Alfie leaned down and pressed a quick kiss to her knuckles.

“Thank you,” he whispered. Then he rose and turned to Mrs. Finley. “Watch over them both. A pot of tea wouldn’t hurt. Nick?”

He didn’t wait for Dominick to respond, knowing he trusted Alfie enough to follow wherever he led.

When they reached their destination, Alfie didn’t bother to knock before throwing the door open. His way was immediately blocked by a flurry of skirts and bright red hair.

“You can’t come in!” Janie screeched as she rushed to the door. She gripped either side of the doorway with her hands, using her body to stop Alfie from going any further. “Sir, you can’t come in here! This is Mrs. McConnell’s room! It’s not proper!”

Normally, Alfie would agree, but James’ life might depend on the woman in that room.

“To hell with proper! Let me in this instant!”

Janie’s eyes were wide, torn between following orders and following propriety.

“Sir…” she whined.

“Alfie?”

He raised a hand to stop Dominick before he could say anything more. Dominick didn’t know it, but without him, Alfie would never have figured it out.

“Janie, this is an emergency. I’ll give you to the count of three. One. Two.”

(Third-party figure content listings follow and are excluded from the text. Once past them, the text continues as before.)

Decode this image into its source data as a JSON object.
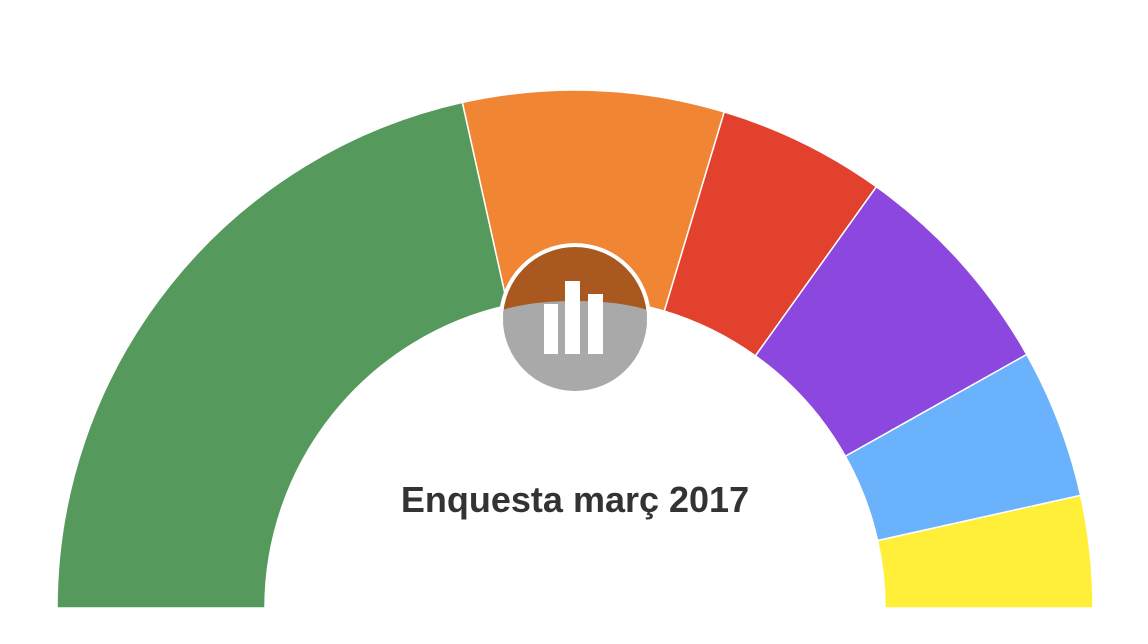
{
  "chart_data": {
    "type": "pie",
    "subtype": "semicircle-donut",
    "title": "Enquesta març 2017",
    "categories": [
      "",
      "",
      "",
      "",
      "",
      ""
    ],
    "values": [
      37,
      14,
      9,
      12,
      8,
      6
    ],
    "colors": [
      "#56995C",
      "#F08533",
      "#E2412E",
      "#8C47DE",
      "#6AB2FC",
      "#FFEF38"
    ],
    "legend": "none"
  },
  "logo": {
    "icon": "bar-chart-icon",
    "top_color": "#A95920",
    "bottom_color": "#A9A9A9"
  }
}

“That won’t be necessary.”

Mrs. McConnell appeared behind Janie in the doorway. She was fully dressed, but her hair hung loose about her shoulders. Janie had not yet had the chance to brush it into its tight bun for the day. She looked older, as if all the years had caught up with her in a single night, and her eyes were red from crying.

There was no time for condolences. “Where is your husband?”

Janie gasped, but Alfie was watching Mrs. McConnell.

“My husband is dead,” she said.

The invisible key turned in the lock. It clicked open.

“No,” said Alfie. “ Clyde McConnell is dead. Despite what you made us believe, your husband is alive. And he has James.”